Em que cidade está a trabalhar?

De momento estou a trabalhar em Bayonne, num lar que tem 80 residentes onde fui muito bem acolhida por todas as pessoas.

Como tem sido a experiência laboral nesse país? É muito diferente de Portugal?

Como me encontro a trabalhar num lar é um pouco diferente do que estava habituada pois os estágios durante o meu percurso académico foram todos inseridos em contexto hospitalar. Mas em todo o caso todas as técnicas de enfermagem são iguais ao que estava habituada a ver e a fazer.

É bom viver em França?

A qualidade de vida é muito boa, eu gosto muito de onde estou a viver. Hasparren (a 20 minutos do local de trabalho), é uma vila pequena mas acolhedora.

Voltava a tomar a decisão de emigrar?

Sim! Portugal não me deu aquilo que preciso e para o qual investiu em mim: trabalho.
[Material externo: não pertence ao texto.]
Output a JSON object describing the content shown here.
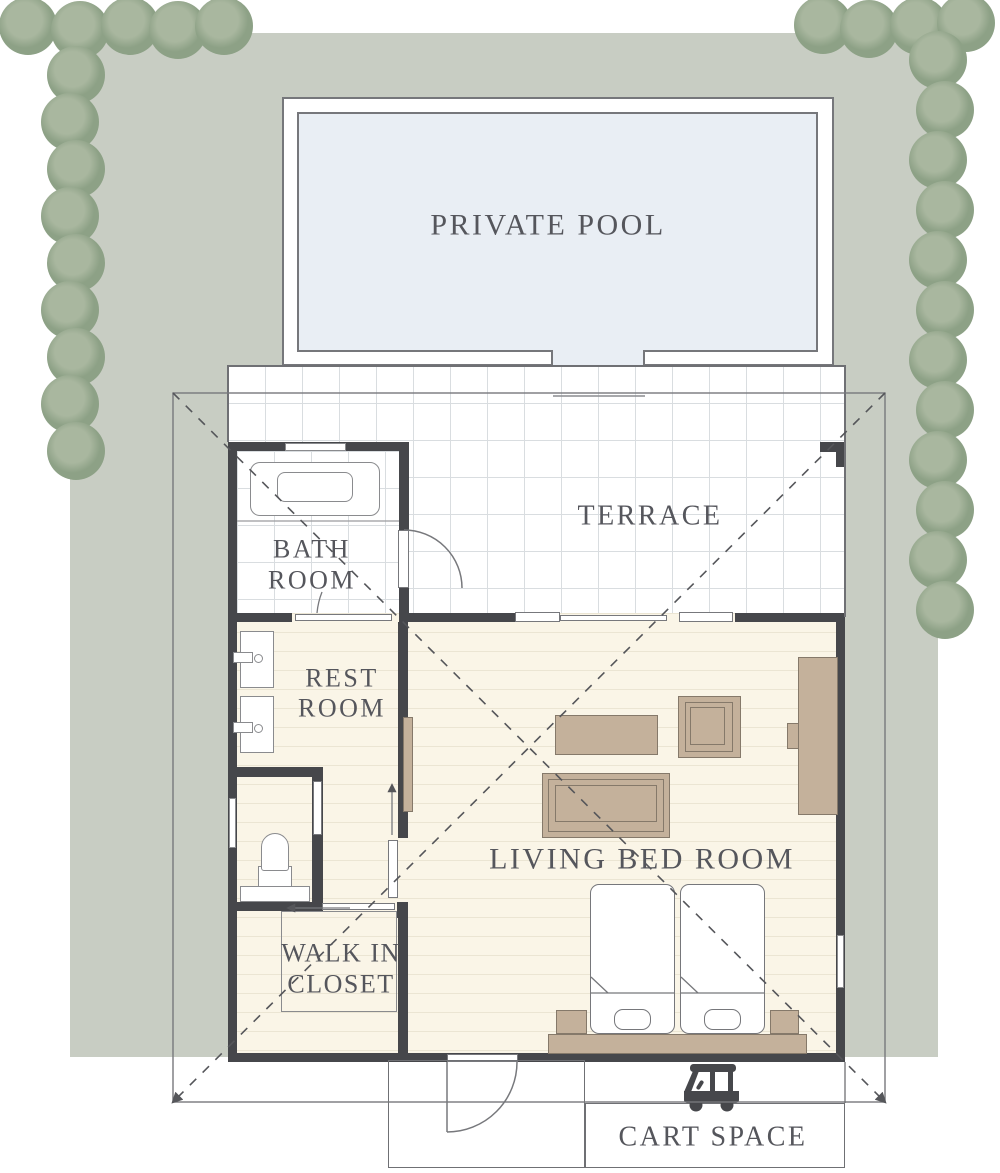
{
  "rooms": {
    "private_pool": {
      "label": "PRIVATE POOL"
    },
    "terrace": {
      "label": "TERRACE"
    },
    "bath_room": {
      "line1": "BATH",
      "line2": "ROOM"
    },
    "rest_room": {
      "line1": "REST",
      "line2": "ROOM"
    },
    "living_bed_room": {
      "label": "LIVING BED ROOM"
    },
    "walk_in_closet": {
      "line1": "WALK IN",
      "line2": "CLOSET"
    },
    "cart_space": {
      "label": "CART SPACE"
    }
  },
  "icons": {
    "cart": "golf-cart-icon",
    "tree": "tree-icon"
  },
  "colors": {
    "land": "#c8cdc3",
    "tree_dark": "#8da186",
    "tree_light": "#a9b79f",
    "pool_water": "#e9eef4",
    "wall": "#46474b",
    "floor_cream": "#faf5e7",
    "tile_grid": "#d9dde0",
    "furniture_tan": "#c4b19b",
    "furniture_outline": "#85796a",
    "thin_line": "#6f7074",
    "dash_line": "#55565a",
    "label_text": "#55565c"
  }
}
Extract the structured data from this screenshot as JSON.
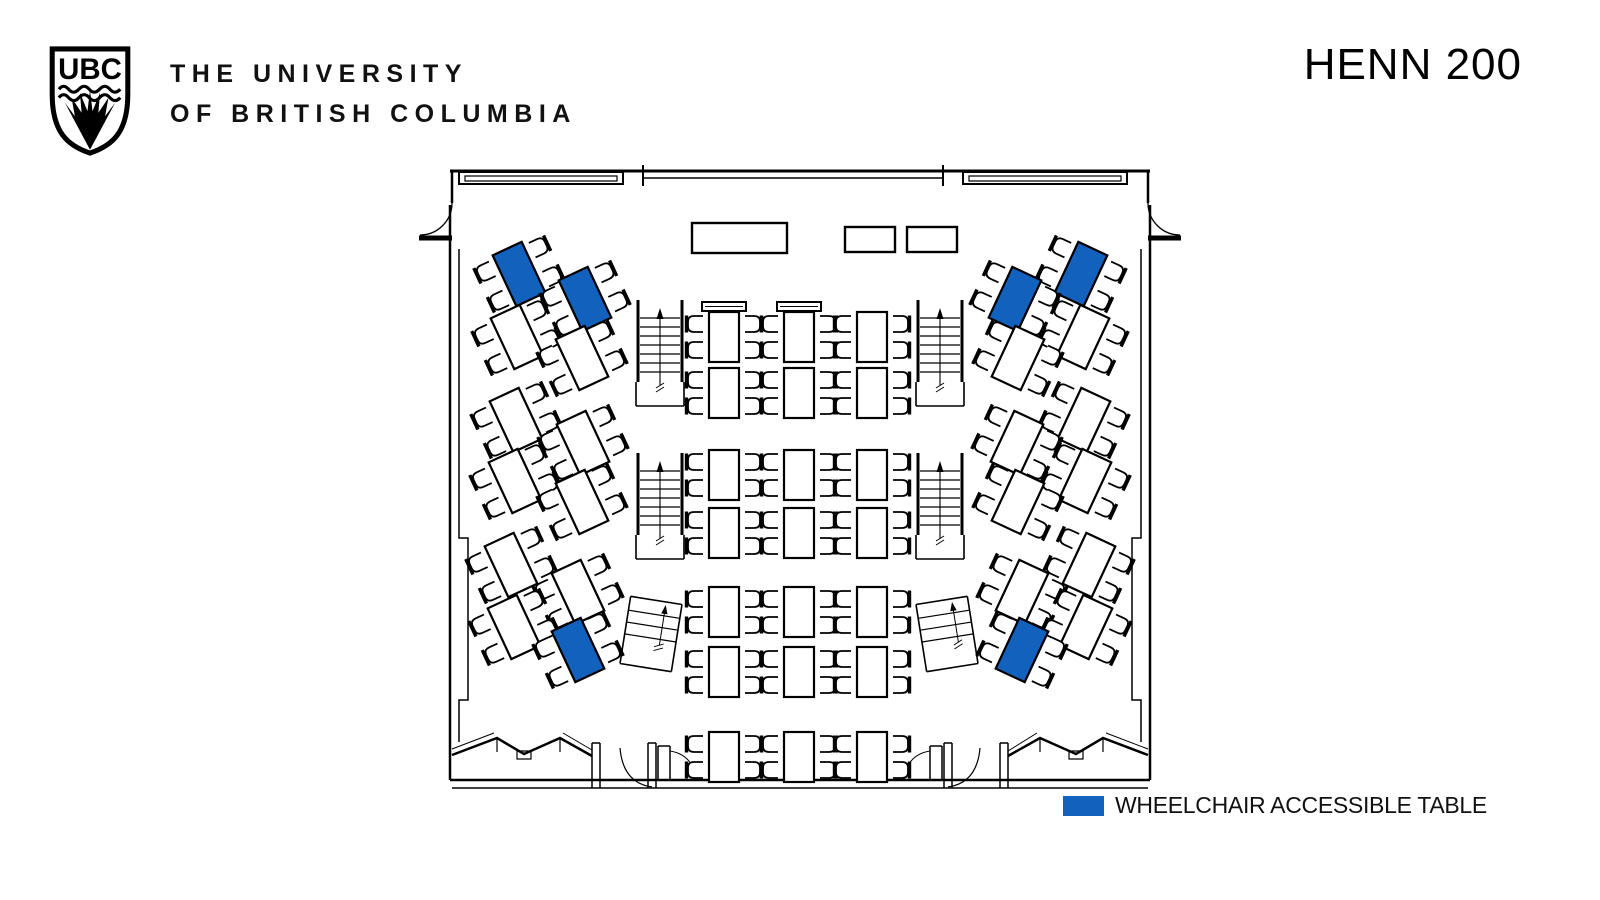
{
  "header": {
    "logo_acronym": "UBC",
    "wordmark_line1": "THE UNIVERSITY",
    "wordmark_line2": "OF BRITISH COLUMBIA",
    "room_title": "HENN 200"
  },
  "legend": {
    "label": "WHEELCHAIR ACCESSIBLE TABLE",
    "swatch_color": "#1261BD"
  },
  "plan": {
    "colors": {
      "line": "#000000",
      "accessible": "#1261BD",
      "table_fill": "#ffffff"
    },
    "walls": [
      {
        "d": "M450,171 H1150",
        "w": 3
      },
      {
        "d": "M459,172 h164 v12 h-164 Z",
        "w": 2
      },
      {
        "d": "M465,176 h152 v5 h-152 Z",
        "w": 1.2
      },
      {
        "d": "M963,172 h164 v12 h-164 Z",
        "w": 2
      },
      {
        "d": "M969,176 h152 v5 h-152 Z",
        "w": 1.2
      },
      {
        "d": "M643,178 H943",
        "w": 1.5
      },
      {
        "d": "M643,165 V186 M943,165 V186",
        "w": 2
      },
      {
        "d": "M452,171 V203",
        "w": 2.5
      },
      {
        "d": "M1148,171 V203",
        "w": 2.5
      },
      {
        "d": "M452,203 A32,32 0 0 1 420,235",
        "w": 1.3
      },
      {
        "d": "M419,238 H452",
        "w": 5
      },
      {
        "d": "M1148,203 A32,32 0 0 0 1180,235",
        "w": 1.3
      },
      {
        "d": "M1148,238 H1181",
        "w": 5
      },
      {
        "d": "M450,205 V780",
        "w": 2.5
      },
      {
        "d": "M459,249 V538 H468 V700 H459 V742",
        "w": 1.5
      },
      {
        "d": "M1150,205 V780",
        "w": 2.5
      },
      {
        "d": "M1141,249 V538 H1132 V700 H1141 V742",
        "w": 1.5
      },
      {
        "d": "M450,780 H1150",
        "w": 2.5
      },
      {
        "d": "M452,788 H1148",
        "w": 1.5
      },
      {
        "d": "M452,755 L497,738 L524,754 L560,738 L592,756",
        "w": 2.5
      },
      {
        "d": "M497,738 V752 M560,738 V752",
        "w": 1.2
      },
      {
        "d": "M517,751 h14 v8 h-14 Z",
        "w": 1.2
      },
      {
        "d": "M452,749 L494,733",
        "w": 1
      },
      {
        "d": "M563,733 L592,750",
        "w": 1
      },
      {
        "d": "M1008,756 L1040,738 L1076,754 L1103,738 L1148,755",
        "w": 2.5
      },
      {
        "d": "M1040,738 V752 M1103,738 V752",
        "w": 1.2
      },
      {
        "d": "M1069,751 h14 v8 h-14 Z",
        "w": 1.2
      },
      {
        "d": "M1106,733 L1148,749",
        "w": 1
      },
      {
        "d": "M1008,751 L1037,733",
        "w": 1
      },
      {
        "d": "M592,743 V788 M600,743 V788 M592,743 H600",
        "w": 1.5
      },
      {
        "d": "M648,743 V788 M656,743 V788 M648,743 H656",
        "w": 1.5
      },
      {
        "d": "M620,748 Q623,783 652,787",
        "w": 1.2
      },
      {
        "d": "M944,743 V788 M952,743 V788 M944,743 H952",
        "w": 1.5
      },
      {
        "d": "M1000,743 V788 M1008,743 V788 M1000,743 H1008",
        "w": 1.5
      },
      {
        "d": "M980,748 Q977,783 948,787",
        "w": 1.2
      },
      {
        "d": "M658,746 V780 M670,746 V780 M658,746 H670",
        "w": 1.5
      },
      {
        "d": "M930,746 V780 M942,746 V780 M930,746 H942",
        "w": 1.5
      },
      {
        "d": "M670,751 Q694,755 696,781",
        "w": 1
      },
      {
        "d": "M930,751 Q906,755 904,781",
        "w": 1
      }
    ],
    "stairs": [
      [
        637,
        300
      ],
      [
        917,
        300
      ],
      [
        637,
        453
      ],
      [
        917,
        453
      ]
    ],
    "mini_stairs": [
      [
        651,
        634,
        9
      ],
      [
        947,
        634,
        -9
      ]
    ],
    "privacy_screens": [
      [
        702,
        302
      ],
      [
        777,
        302
      ]
    ],
    "lectern": [
      692,
      223,
      95,
      30
    ],
    "av_boxes": [
      [
        845,
        227,
        50,
        25
      ],
      [
        907,
        227,
        50,
        25
      ]
    ],
    "center_tables": {
      "w": 30,
      "h": 50,
      "cols": [
        724,
        799,
        872
      ],
      "rows": [
        312,
        368,
        450,
        508,
        587,
        647,
        732
      ]
    },
    "wing_tables": {
      "w": 32,
      "h": 56,
      "left": {
        "rot": -25,
        "tables": [
          [
            519,
            274,
            1
          ],
          [
            585,
            299,
            1
          ],
          [
            517,
            337,
            0
          ],
          [
            582,
            358,
            0
          ],
          [
            516,
            420,
            0
          ],
          [
            583,
            443,
            0
          ],
          [
            515,
            481,
            0
          ],
          [
            582,
            502,
            0
          ],
          [
            511,
            565,
            0
          ],
          [
            578,
            592,
            0
          ],
          [
            514,
            627,
            0
          ],
          [
            578,
            650,
            1
          ]
        ]
      },
      "right": {
        "rot": 25,
        "tables": [
          [
            1081,
            274,
            1
          ],
          [
            1015,
            299,
            1
          ],
          [
            1083,
            337,
            0
          ],
          [
            1018,
            358,
            0
          ],
          [
            1084,
            420,
            0
          ],
          [
            1017,
            443,
            0
          ],
          [
            1085,
            481,
            0
          ],
          [
            1018,
            502,
            0
          ],
          [
            1089,
            565,
            0
          ],
          [
            1022,
            592,
            0
          ],
          [
            1086,
            627,
            0
          ],
          [
            1022,
            650,
            1
          ]
        ]
      }
    }
  }
}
Toda a minha vida estudei em escolas publicas, o estado investiu em mim toda a minha vida, gastou muito dinheiro para me formar como pessoa, ser humano e como enfermeira para eu agora vir dar tudo de mim para um país que aposta em pessoas jovens e que não tem medo de dar emprego a uma emigrante portuguesa, acabada de chegar. Isso no fundo deixa-me orgulhosa, mas ao mesmo tempo deixa-me profundamente triste saber que o meu país não me deu esta oportunidade.

Até que ponto é importante dominar a língua francesa para uma boa integração?

Dominar a língua é extremamente importante mas nunca se domina o suficiente, existem sempre certas lacunas que com o tempo serão ultrapassadas.
Enquanto estava no curso da Bwizer aprendi muita coisa, pequenos pormenores que podem fazer toda a diferença,  mas só quando aqui  cheguei é que me deparei com as minhas verdadeiras dificuldades, que eram bastantes. A compreensão é sempre muito mais fácil, mas falar é muito muito complicado, porque na minha cabeça penso em português, faço a tradução e falo ao mesmo tempo e este tipo de raciocínio é muito difícil pois tem que ser tudo muito rápido. Claro que com o tempo a fluidez do discurso acaba por aparecer naturalmente mas as primeiras semanas sao muito complicadas.
Em todo o caso o curso de francês que fiz na Bwizer ajudou-me e muito e recomendo vivamente a quem quer emigrar para o estrangeiro a fazê-lo também. A professora Filomena Gonçalves, além de uma excelente pessoa é muito profissional e competente o que facilita muito a aprendizagem dos alunos.

Sente-se à vontade com o seu francês?

Agora, passados quase dois meses de estar em contacto permanente com a língua, sim estou à vontade, consigo facilmente estabelecer uma conversa, embora tenha a perfeita noção de que ainda tenho muito que aprender. Mas vou ter tempo para isso, pois a intençao é ficar por cá uns bons largos anos.